Other historians have seen Guy Fawkes as a “Patsy” (scapegoat) comparable in real role and status to Lee Harvey Oswald in the assassination of John F. Kennedy, being the “Fall Guy” for the “False Flag” Gunpowder Plot just as “9-11 Truthers” (including this writer) believe that Osama bin Laden was merely the “Patsy” for the events of 1998-2001 and afterwards which gave rise to the USA Patriot Act of 2001 and all the subsequent greatest suppressions of English and American liberties in the entire history of both nations since the reign of Henry VIII (who died 102 years and 3 days before the execution of Charles I, on January 28, 1547).

The study of “false flag” terrorism and warfare is a rising subject of historical deconstruction. It is stark testimony to the general lack of confidence people have in the U.S. government that a large number of people (polls differ) disbelieve the “official stories” of the Warren Commission concerning the events of November 1963 in Dallas, the origins of the Vietnam War in the “Gulf of Tonkin” incident the very next year, in August of 1964, and the subsequent stories of the events in the 1990s at Ruby Ridge (Idaho), Mount Carmel (Waco, Texas), Oklahoma City, the US Embassies in Nairobi and Dar es Salaam, and finally 9-11 itself in New York, Washington, and Pennsylvania. Pearl Harbor, the trigger for World War II, was obviously not a “False Flag” attack (there is not and has never been any doubt that the Imperial Japanese Navy was correctly identified as the culprit, and that it acted under official orders from Tokyo).

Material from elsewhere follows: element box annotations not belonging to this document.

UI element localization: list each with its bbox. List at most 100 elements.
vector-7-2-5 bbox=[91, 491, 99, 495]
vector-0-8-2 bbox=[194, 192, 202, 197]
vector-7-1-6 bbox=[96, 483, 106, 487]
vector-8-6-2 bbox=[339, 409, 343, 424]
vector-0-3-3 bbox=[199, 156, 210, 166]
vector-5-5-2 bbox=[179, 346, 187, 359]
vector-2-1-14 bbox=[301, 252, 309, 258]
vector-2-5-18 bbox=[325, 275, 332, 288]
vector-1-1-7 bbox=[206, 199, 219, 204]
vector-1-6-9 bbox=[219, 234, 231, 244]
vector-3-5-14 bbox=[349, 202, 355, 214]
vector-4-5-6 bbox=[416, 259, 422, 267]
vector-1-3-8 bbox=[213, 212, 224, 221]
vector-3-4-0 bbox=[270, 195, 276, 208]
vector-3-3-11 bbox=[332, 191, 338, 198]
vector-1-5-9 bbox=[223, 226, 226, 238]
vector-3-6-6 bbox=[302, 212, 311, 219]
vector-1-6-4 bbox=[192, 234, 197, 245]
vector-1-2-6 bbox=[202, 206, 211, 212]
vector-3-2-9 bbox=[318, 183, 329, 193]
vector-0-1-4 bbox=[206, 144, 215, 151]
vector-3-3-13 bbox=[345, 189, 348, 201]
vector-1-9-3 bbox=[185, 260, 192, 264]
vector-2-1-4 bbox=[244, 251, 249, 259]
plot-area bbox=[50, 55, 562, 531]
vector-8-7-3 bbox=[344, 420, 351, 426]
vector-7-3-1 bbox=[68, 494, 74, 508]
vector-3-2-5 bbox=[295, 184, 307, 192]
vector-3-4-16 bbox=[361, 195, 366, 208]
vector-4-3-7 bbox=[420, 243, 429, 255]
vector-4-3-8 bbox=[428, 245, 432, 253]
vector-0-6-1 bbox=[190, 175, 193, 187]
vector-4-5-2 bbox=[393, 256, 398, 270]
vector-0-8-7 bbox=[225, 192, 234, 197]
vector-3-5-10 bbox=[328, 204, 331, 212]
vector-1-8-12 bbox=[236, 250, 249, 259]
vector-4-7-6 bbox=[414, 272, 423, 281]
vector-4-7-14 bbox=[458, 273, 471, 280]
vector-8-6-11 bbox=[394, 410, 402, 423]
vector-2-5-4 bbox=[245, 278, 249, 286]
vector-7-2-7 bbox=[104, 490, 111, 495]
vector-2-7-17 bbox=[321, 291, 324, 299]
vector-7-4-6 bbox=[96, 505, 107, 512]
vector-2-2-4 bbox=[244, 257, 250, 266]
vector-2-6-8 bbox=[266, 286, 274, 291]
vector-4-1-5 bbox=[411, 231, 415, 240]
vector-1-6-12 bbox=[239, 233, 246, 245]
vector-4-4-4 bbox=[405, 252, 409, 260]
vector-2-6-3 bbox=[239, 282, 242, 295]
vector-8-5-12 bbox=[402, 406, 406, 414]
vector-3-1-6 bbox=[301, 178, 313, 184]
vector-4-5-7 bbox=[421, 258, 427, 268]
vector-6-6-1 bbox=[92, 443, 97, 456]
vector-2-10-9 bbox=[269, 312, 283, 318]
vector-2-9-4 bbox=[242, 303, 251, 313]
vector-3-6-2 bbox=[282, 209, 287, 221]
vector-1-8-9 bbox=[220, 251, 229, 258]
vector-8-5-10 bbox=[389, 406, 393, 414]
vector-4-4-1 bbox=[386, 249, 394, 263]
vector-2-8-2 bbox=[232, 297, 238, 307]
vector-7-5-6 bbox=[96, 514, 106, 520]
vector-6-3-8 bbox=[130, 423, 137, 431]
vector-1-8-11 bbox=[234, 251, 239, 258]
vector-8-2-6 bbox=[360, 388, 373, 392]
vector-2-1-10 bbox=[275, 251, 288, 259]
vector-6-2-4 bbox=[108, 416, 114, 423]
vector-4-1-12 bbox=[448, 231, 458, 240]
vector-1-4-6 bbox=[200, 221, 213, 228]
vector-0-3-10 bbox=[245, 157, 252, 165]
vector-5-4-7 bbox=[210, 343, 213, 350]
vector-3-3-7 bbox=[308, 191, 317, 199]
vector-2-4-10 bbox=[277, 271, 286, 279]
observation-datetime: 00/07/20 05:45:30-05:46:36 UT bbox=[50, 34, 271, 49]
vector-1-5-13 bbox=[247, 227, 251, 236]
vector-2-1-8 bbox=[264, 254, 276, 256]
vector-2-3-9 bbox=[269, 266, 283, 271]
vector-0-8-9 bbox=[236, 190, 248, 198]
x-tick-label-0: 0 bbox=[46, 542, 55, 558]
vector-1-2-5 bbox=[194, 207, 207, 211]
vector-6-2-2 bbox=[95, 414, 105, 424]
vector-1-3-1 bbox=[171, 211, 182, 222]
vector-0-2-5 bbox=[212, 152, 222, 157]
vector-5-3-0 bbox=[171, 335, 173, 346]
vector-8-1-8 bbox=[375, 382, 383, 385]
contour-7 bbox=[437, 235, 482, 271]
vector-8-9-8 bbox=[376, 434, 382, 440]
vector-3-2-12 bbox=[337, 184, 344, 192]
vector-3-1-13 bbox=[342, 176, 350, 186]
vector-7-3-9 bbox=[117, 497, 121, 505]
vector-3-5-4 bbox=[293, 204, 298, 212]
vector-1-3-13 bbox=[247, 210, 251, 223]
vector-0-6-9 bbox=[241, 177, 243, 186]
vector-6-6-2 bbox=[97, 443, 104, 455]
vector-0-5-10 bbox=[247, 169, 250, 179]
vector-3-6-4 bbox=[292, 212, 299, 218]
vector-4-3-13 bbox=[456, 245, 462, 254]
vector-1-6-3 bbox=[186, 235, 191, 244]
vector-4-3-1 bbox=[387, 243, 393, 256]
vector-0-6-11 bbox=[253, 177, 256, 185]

But many Americans (and others worldwide) believe that President Franklin Delano Roosevelt had despaired of ever finding a politically adequate or emotionally sufficient excuse to embroil or involve the United States into World War II, and so he either expressly invited the Japanese to attack or at the very least intentionally disabled the U.S. Naval and air forces around Hawaii in early December 1941.

The governments of the United States and the United Kingdom, in this day, appear to be governments based on a culture of pure deceit and deception. All governmental pronouncements and actions should be regarded with the most stringent suspicion. As one of the newscasters says in V-for-Vendetta “we just report the news, we don’t make it up….that’s the government’s job.”